How economic theory and the Netflix Prize could make research funding more efficient
As scientific funding becomes increasingly scarce, professors in STEM fields spend more time in their offices writing grant applications: by one estimate, as much as one-fifth of their research time. That takes time and energy away from teaching students, training young researchers and making discoveries that boost our collective knowledge and well-being.
Two scientists believe that, with professors vying for such a small pool of funds, the grant-application process has become a competition not over who has the best ideas, but who is the best at writing grant applications. In a paper published Jan. 2 in the journal PLOS Biology, co-authors Carl Bergstrom, a professor of biology at the University of Washington, and Kevin Gross, a professor of statistics at North Carolina State University, use the economic theory of contests to illustrate how this competitive system has made the pursuit of research funding inefficient and unsustainable. They show that alternative methods, such as a partial lottery to award grants, could help get professors back in the lab where they belong.
To receive a grant today, professors apply to funding agencies like the National Science Foundation or the National Institutes of Health. Reviewers evaluate and rank the applications, and the highest-ranking applications receive grant funding.
But over time, the percentage of proposals that receive funding has dropped dramatically. This is largely because the pool of available funds has not grown to keep pace with the number of STEM researchers.
“Back in the 1970s, the top 40 to 50 percent of applications to agencies were funded,” said Bergstrom. “Agencies merely had to separate the good research plans from the bad based on the grant applications.”
Funding thresholds for grant applications have tightened steadily since the 1970s. In 2003, only the top 20 percent of research project grant applications to the National Institute of Allergy & Infectious Diseases were funded. In 2013, the success rate had plummeted to 8 percent. Gross and Bergstrom argue that the funding pool has grown so small relative to the number of applicants that the nature of the grant-application process had changed.
“When agencies only fund the top 10 or 20 percent, they aren’t just separating bad ideas from good ideas,” said Bergstrom. “They’re also separating good from good.”
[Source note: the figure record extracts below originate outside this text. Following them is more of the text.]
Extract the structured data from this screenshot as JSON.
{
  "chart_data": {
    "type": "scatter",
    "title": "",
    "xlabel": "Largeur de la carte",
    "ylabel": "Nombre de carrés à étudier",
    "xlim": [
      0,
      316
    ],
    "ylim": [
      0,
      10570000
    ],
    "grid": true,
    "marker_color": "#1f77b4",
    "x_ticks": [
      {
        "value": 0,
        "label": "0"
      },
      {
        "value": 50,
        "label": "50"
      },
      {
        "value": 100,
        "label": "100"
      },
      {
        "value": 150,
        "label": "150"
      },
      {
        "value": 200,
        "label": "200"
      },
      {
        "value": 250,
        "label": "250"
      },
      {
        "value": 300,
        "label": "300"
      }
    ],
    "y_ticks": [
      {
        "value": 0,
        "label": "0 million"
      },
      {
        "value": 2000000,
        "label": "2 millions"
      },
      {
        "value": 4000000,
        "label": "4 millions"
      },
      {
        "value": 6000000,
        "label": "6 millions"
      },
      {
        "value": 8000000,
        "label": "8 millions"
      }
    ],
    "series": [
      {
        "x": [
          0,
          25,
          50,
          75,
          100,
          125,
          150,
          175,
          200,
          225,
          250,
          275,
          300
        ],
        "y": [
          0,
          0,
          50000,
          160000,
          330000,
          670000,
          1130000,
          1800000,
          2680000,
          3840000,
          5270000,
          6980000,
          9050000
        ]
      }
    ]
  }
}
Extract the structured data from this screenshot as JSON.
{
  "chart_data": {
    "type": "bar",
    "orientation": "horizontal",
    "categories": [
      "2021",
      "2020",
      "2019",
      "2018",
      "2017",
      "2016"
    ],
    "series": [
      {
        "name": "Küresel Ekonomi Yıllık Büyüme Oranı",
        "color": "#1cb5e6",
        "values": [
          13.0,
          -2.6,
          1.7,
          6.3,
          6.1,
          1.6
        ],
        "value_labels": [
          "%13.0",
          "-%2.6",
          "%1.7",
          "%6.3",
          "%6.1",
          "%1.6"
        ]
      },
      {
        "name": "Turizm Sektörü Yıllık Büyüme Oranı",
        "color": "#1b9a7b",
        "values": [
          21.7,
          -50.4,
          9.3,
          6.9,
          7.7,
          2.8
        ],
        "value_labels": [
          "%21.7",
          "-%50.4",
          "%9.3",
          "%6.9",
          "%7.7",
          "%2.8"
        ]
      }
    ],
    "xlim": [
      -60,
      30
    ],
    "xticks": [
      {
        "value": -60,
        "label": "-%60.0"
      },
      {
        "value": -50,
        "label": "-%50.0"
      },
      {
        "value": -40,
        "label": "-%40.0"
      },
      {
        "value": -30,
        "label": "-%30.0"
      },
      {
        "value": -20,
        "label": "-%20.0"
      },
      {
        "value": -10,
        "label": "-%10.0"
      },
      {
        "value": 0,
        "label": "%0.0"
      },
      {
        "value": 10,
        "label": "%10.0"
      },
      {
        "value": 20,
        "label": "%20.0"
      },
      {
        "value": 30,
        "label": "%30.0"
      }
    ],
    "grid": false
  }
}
“This has two effects on the grant-application process,” said Gross. “First, professors must apply for more and more grants before they’re awarded one. Second, the application process becomes a contest to determine who can write the best grant proposals — so professors spend more and more time trying to perfect each individual application.”
Gross and Bergstrom realized that today’s grant-application process can be described using the economic theory of contests. In contest theory, teams compete to produce a product or complete a task for an agency; the agency picks a winner and retains the fruits of the team’s efforts, while the winning team receives a prize such as cash. For the Netflix Prize, for example, teams competed to produce an algorithm that would predict how users would rank films on its streaming service. Netflix received the winning algorithm, while the winning team pocketed $1 million.
“If we were to apply contest theory to grants, then professors are the ones competing to create a product — the best grant application — for the agency,” said Gross. “That’s not a particularly good system, though, because the funding agency doesn’t want grant applications for their own sake. They want to fund research.”
In their paper, Bergstrom and Gross illustrate how the grant-application process is consistent with economic contest models. They show how funding a relatively small fraction of grant applications — such as the top 10 or 15 percent — makes the practice of science inefficient: The negative costs associated with trying to produce the best grant application could potentially outweigh the economic value of the science produced.
If agencies funded a higher percentage of applications, professors could spend less time trying to write the perfect grant application. In addition, funding agencies wouldn’t have to subjectively choose winners among high-quality proposals that are all based on sound science. But this option would require significantly expanding funding to agencies like the NIH and the NSF, a politically difficult task.
Using the economic theory of contests, Gross and Bergstrom modeled a controversial alternative: awarding grants instead by partial lottery. Under a partial lottery system, funds are awarded by random draw among a pool of high-ranking grants — the top 40 percent, for example. Since applicants would be aiming to clear a lower bar for a smaller prize — a shot at the lottery instead of a guaranteed payout for winning proposals — the contest theory model predicts that applicants would spend less time trying to perfect their applications, Bergstrom said.
Partial lotteries have been proposed by others, such as UW professor of laboratory medicine Ferric Fang and Johns Hopkins professor Arturo Casadevall. They’re also used by two funding agencies in New Zealand and the Volkswagen Foundation. Gross and Bergstrom simply use contest theory to show how this system could also free professors from the seemingly endless cycle of grant applications.
But partial lotteries aren’t the only viable solution, they say. Funding agencies could also award grants based on merit, such as a professor’s past record of excellence in research. But that system also would need mechanisms to help early-career faculty and professors from underrepresented groups obtain grants, Bergstrom said. Hybrid systems are another option, such as a partial lottery for early-career faculty and merit-based grants for later-career faculty.
“There are many potential routes out of the current hole,” said Bergstrom. “What doesn’t change is our conclusion that the current grant-application system is fundamentally inefficient and unsustainable.”